Talking with reference to the CJ’s decision, the SCBA president stated that as the law stands, the court or the CJ has no discretion as far as the number of judges of the review bench is concerned because judgment/order of the majority is the judgment/order of the court.

“The chief justice of Pakistan does not have much discretion when the same judges are physically available and practice of the court is no different.

“However, if after reasonable efforts the presence of a judge/judges of the original bench cannot be ensured then exceptionally other judges could be made part of the review bench.”

He said the circumstances of every case might differ. However, in the present case all the judges are available except one judge, Justice Faisal Arab, who recently retired.

“Finally, in the case under examination, if the court does come to the conclusion that under the circumstances it has discretion then that discretion in a case like this ought to be used where it “does most credit to the nation," SCBA concluded.

Afridi said the court must keep in mind the very real public perception of dissident judicial voices being silenced as well as the fact eyes of the entire nation are on this court.

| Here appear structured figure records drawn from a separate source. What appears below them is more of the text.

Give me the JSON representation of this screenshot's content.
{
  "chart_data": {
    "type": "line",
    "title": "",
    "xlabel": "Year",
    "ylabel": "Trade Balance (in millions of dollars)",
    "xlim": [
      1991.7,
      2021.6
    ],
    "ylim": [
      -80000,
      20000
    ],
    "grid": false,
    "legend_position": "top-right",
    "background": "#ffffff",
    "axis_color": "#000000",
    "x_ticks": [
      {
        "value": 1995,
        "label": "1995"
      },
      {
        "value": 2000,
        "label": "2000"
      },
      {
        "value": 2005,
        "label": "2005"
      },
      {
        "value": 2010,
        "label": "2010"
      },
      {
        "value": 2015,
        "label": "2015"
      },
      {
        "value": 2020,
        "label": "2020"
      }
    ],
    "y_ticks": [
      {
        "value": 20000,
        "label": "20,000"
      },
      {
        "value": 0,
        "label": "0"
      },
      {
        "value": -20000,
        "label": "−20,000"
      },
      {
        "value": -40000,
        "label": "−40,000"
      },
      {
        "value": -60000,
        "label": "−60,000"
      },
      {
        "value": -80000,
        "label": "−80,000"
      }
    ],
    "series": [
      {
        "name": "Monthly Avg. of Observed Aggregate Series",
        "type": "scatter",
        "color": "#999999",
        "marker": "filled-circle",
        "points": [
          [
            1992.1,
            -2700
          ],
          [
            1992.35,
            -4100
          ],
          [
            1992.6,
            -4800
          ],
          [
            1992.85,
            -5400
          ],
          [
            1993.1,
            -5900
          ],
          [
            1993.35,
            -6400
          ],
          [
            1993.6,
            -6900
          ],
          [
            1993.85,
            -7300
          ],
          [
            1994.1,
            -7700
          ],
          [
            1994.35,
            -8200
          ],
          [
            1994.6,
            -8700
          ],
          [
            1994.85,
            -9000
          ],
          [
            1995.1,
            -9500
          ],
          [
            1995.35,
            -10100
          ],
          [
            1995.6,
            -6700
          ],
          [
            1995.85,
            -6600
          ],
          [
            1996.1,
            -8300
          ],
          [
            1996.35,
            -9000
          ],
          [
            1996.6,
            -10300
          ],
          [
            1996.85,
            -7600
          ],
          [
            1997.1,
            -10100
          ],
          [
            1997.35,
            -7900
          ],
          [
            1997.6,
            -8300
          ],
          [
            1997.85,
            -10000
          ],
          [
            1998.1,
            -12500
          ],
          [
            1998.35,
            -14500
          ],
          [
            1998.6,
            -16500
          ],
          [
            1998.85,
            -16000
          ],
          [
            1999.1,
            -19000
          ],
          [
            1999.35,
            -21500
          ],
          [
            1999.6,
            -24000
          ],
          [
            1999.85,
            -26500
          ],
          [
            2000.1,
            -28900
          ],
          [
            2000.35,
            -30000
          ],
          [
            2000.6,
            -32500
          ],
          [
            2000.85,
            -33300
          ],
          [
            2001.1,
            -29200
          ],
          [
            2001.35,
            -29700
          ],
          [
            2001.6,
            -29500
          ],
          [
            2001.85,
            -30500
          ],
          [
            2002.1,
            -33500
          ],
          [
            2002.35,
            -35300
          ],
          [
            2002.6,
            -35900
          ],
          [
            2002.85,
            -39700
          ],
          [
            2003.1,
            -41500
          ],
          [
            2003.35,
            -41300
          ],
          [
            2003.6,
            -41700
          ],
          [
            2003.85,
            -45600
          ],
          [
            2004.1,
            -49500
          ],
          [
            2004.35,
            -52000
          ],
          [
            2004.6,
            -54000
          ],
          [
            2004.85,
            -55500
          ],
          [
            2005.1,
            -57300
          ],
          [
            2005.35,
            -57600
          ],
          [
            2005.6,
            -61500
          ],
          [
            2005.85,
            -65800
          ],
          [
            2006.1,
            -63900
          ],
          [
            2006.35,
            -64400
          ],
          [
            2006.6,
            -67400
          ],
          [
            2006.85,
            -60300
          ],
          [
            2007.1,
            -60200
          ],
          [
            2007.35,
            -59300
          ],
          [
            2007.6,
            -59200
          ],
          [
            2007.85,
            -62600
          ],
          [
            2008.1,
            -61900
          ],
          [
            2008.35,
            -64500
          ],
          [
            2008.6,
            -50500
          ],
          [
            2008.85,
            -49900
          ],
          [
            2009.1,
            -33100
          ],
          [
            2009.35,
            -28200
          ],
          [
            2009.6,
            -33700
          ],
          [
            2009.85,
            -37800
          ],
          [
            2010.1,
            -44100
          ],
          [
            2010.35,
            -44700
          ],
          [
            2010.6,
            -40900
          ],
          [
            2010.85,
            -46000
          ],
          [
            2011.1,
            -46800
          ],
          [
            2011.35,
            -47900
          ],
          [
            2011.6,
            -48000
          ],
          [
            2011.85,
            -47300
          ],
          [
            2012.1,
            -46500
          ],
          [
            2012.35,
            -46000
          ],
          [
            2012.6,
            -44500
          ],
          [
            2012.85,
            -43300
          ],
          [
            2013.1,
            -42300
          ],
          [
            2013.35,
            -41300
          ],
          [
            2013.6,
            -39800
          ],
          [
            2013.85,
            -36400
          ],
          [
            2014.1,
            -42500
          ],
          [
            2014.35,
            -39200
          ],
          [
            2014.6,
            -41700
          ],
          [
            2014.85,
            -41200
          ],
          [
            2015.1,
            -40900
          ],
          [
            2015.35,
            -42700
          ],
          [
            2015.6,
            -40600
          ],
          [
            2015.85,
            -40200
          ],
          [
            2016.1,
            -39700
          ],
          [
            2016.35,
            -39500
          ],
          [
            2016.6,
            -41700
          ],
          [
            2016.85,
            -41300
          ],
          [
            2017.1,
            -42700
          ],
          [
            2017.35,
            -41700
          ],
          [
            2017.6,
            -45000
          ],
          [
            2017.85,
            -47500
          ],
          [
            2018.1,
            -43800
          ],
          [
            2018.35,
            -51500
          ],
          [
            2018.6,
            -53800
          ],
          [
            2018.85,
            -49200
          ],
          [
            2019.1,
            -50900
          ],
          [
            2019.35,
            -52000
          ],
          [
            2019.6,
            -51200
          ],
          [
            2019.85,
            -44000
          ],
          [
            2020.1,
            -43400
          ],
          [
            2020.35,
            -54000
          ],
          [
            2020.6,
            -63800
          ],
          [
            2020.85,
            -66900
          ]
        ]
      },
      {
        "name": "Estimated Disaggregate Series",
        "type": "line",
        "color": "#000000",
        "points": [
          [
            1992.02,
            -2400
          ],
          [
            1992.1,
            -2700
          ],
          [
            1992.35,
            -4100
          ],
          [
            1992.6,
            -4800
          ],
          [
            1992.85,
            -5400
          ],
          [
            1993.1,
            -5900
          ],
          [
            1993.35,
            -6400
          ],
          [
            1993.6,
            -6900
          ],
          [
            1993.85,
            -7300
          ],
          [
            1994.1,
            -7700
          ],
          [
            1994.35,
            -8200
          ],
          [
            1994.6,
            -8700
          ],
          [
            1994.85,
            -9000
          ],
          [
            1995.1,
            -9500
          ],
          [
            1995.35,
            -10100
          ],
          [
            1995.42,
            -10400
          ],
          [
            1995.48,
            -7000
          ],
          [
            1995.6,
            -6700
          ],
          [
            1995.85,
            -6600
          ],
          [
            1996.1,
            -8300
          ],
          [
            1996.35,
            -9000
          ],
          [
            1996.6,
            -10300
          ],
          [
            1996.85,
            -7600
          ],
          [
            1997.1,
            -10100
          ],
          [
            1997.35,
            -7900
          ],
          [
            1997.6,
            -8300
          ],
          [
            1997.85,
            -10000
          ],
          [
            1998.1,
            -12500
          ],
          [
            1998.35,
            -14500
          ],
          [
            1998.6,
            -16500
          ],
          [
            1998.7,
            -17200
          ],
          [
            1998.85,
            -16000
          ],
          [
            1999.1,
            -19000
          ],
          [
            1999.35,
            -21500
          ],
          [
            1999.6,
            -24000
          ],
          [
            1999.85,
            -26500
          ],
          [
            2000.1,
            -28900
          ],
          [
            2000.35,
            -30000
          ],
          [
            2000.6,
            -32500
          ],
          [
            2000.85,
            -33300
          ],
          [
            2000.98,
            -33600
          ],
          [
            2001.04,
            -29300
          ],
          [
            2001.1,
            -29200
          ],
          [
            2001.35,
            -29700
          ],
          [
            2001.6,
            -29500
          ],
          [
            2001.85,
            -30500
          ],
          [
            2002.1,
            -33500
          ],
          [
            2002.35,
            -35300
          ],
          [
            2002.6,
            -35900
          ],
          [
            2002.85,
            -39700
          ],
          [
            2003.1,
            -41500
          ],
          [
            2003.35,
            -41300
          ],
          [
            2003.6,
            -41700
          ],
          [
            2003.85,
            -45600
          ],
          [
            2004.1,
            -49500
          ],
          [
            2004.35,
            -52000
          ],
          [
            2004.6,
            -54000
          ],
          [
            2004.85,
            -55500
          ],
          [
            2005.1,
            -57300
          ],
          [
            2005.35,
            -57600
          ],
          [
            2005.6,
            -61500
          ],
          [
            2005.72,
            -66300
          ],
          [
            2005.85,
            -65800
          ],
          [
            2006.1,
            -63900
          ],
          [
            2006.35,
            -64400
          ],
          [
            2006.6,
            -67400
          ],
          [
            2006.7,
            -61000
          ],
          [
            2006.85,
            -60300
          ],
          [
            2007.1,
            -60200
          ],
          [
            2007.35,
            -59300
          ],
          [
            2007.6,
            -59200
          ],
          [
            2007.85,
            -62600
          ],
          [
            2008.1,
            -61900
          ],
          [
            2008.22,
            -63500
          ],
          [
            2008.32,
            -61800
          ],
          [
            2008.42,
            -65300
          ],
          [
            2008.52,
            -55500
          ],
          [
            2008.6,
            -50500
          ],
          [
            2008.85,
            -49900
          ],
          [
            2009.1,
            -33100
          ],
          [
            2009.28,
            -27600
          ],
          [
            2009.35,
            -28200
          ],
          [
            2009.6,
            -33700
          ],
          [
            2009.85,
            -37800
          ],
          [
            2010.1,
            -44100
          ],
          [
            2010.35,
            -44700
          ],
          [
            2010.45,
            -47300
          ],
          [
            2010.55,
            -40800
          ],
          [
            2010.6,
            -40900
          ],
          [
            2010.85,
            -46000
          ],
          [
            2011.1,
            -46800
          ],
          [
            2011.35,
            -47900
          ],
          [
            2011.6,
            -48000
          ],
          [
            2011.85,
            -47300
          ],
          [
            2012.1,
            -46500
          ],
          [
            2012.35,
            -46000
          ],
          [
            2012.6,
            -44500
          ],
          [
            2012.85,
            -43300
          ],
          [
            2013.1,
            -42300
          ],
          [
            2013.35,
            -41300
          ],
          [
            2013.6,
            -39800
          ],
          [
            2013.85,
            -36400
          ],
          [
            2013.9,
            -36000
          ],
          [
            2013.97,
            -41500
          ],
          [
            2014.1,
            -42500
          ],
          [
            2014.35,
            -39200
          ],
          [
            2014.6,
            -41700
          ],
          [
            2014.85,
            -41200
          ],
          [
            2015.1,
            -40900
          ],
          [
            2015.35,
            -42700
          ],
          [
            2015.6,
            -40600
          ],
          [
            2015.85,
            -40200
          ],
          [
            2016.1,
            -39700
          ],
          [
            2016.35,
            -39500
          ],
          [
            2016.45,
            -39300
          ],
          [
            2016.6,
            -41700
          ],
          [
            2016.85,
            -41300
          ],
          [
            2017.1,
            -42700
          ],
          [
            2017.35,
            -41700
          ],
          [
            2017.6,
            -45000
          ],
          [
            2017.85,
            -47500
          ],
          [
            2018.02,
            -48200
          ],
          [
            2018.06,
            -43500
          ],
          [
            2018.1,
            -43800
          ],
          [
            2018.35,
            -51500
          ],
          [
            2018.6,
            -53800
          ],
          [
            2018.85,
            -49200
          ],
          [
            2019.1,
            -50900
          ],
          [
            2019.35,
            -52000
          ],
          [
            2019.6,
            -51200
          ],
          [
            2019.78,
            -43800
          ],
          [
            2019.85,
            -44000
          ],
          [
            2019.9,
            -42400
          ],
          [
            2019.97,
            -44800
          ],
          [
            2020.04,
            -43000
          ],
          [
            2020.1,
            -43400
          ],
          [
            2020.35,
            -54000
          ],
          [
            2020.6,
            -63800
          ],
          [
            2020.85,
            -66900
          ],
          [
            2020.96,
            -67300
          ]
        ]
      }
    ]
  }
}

"This court must decide with respect to the exercise of its judicial discretion – if the fate of the constitution of the bench hinges on it – an answer to the question: “Which conception does most credit to the nation.”

He said not making at least three dissenting judges part of the review bench is actually denying Justice Isa the right of actually having a chance of the decision being recalled or overturned in the review.

"For instance if the original bench is constituted in present case and at least 3 judges in the majority opinion decides to change their view in favour of the petitioner then original judgment can be recalled However, with the current constitution of the bench it has no chance of happening.”

He said the current constitution of the bench puts the petitioners at a disadvantage from the beginning and hence violative of his/her right to fair trial.

"The court should not always think about the perception of the court and keep in mind what is the public’s perception but the court should certainly be mindful of the fact that if it can improve or avoid damaging the perception of justice in public through its decision then it should especially in matters where it has a choice and not where strict application of law is required."

He said the phrase justice must be seen to be done does matter in every justice system especially in such a high profile case as this where the whole nation and the whole legal community’s eyes are on it.

“Therefore, this court or the Hon’ble chief justice when faced with the exercise of discretion as opposed to strict application of law, meaning there is hardly any discretion, then the discretion must be exercised in the favour of the interpretation that enhances the good perception of our justice system in the eyes of nation and the legal community.”

He said it is vital to clarify here that perception of our justice system is based primarily on two things –perception of the courts and perception of the law. Negative perception of the court, resulting in lack of public trust, does more damage to the justice system than negative perception of the law.

“For example where the court has discretion to interpret certain law or rules then it must do so in a way that enhances the perception of the justice system especially when the decision will improve perception of the court.

“However, if the court is strictly bound to apply law and has no discretion in it whatsoever then it can completely disregard the perception and apply the law because when a law requires strictly application then it is not the perception of the court but perception of that particular law that primarily is undermined and it can be rectified through better legislation in the parliament," the SCBA official said.

SCBA President Lateef Afridi was assisted by Barrister Sarwar M Shah, who had acted as law clerk of former CJ Asif Saeed Khosa.